My daily life differs so much from my parents’ younger years, and it’s hard to imagine they were ever teenagers. But they still have the capacity to understand and learn from me as I do from them. They too have learned that their role as confidants is invaluable for me and my siblings and that talking to us and asking us questions (but not too many!) is beneficial.
Although the traditional questions like “How was your day at school?” or “What did you eat for lunch?” no longer apply, I actually still appreciate my parents’ questions. Asking what we are doing to spend our time in lockdown, helping us structure our days or writing a list of goals has really helped me.
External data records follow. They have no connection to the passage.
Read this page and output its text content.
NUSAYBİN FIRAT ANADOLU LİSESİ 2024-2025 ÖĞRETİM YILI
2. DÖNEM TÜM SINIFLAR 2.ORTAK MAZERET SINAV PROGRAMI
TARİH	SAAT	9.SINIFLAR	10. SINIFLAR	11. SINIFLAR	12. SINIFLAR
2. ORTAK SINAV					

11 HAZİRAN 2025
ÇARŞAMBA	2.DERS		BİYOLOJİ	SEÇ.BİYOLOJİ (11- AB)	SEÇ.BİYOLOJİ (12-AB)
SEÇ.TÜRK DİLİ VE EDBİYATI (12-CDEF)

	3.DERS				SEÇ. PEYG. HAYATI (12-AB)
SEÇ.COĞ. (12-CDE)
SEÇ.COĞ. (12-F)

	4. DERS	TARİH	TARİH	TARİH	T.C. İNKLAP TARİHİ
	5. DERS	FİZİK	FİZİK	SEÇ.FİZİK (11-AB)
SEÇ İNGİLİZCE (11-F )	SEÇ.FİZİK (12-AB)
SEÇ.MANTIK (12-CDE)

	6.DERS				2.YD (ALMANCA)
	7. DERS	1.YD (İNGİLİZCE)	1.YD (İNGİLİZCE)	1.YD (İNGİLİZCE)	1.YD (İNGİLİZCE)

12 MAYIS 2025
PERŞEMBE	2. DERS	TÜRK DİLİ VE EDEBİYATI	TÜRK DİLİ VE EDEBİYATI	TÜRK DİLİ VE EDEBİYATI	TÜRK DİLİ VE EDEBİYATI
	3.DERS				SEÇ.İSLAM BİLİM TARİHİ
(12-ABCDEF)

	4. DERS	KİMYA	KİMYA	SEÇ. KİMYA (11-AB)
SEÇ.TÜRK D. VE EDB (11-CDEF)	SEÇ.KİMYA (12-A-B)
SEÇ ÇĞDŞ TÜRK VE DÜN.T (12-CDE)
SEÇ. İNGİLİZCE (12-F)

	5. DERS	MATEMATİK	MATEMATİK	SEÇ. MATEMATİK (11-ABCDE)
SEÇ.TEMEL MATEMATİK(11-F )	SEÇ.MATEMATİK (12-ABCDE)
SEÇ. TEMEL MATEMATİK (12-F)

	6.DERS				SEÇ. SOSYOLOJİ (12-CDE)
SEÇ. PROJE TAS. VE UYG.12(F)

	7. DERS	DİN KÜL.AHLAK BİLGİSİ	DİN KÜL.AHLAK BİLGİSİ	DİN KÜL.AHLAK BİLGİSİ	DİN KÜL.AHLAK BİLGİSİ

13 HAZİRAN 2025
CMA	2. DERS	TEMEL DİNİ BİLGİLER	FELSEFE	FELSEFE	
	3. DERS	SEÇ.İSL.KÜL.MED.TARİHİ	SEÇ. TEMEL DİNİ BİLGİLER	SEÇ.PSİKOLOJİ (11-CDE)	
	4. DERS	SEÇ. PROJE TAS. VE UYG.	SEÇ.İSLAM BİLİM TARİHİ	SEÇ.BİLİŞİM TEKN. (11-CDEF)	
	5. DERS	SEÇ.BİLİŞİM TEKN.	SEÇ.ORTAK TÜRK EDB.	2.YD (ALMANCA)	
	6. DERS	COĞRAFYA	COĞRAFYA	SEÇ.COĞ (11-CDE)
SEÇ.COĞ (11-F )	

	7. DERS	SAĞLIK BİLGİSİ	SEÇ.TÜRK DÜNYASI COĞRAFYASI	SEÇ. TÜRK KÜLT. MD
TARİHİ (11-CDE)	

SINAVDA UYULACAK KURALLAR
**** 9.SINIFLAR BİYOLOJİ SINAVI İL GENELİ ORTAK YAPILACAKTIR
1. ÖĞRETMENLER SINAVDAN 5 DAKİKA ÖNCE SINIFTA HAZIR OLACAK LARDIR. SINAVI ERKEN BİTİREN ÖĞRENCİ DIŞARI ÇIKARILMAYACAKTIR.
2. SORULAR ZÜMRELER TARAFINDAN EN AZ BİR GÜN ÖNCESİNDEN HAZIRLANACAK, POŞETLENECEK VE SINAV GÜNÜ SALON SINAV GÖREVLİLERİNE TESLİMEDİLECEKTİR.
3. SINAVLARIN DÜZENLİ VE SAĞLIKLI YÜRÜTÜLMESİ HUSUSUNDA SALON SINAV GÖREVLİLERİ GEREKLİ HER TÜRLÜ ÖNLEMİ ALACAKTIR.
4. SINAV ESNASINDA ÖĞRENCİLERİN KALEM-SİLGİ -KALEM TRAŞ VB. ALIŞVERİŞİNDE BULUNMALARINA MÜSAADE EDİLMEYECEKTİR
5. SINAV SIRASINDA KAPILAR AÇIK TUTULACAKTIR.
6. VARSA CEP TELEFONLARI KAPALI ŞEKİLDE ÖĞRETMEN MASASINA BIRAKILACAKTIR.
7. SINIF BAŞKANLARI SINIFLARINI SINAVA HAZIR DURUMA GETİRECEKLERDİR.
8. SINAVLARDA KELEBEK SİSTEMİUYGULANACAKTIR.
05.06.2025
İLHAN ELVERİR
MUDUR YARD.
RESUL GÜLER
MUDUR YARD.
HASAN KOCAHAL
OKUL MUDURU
I have developed a better rapport with them and our relationship is stronger.
Although I’m really glad to have the internet back, I realize that our conflict was never about the internet. It was a chance for my parents to remind me and my brothers to appreciate human connections and strike a balance in our lives.
And as my siblings and I head back to a new school year with new, different routines, I think it also helped my parents appreciate that being a kid in 2020 is not the same as when they were kids.
Before they would frequently urge me to “Come downstairs and spend time with the family!” and ask me “What are you doing in your room?” But now, since lockdown and especially our internet shutdown, my parents are working on respecting my autonomy and understanding that sometimes I need space and time alone, far from the chaos and drama of today’s world.
Zoya Aziz is a high school student in Bristol, England.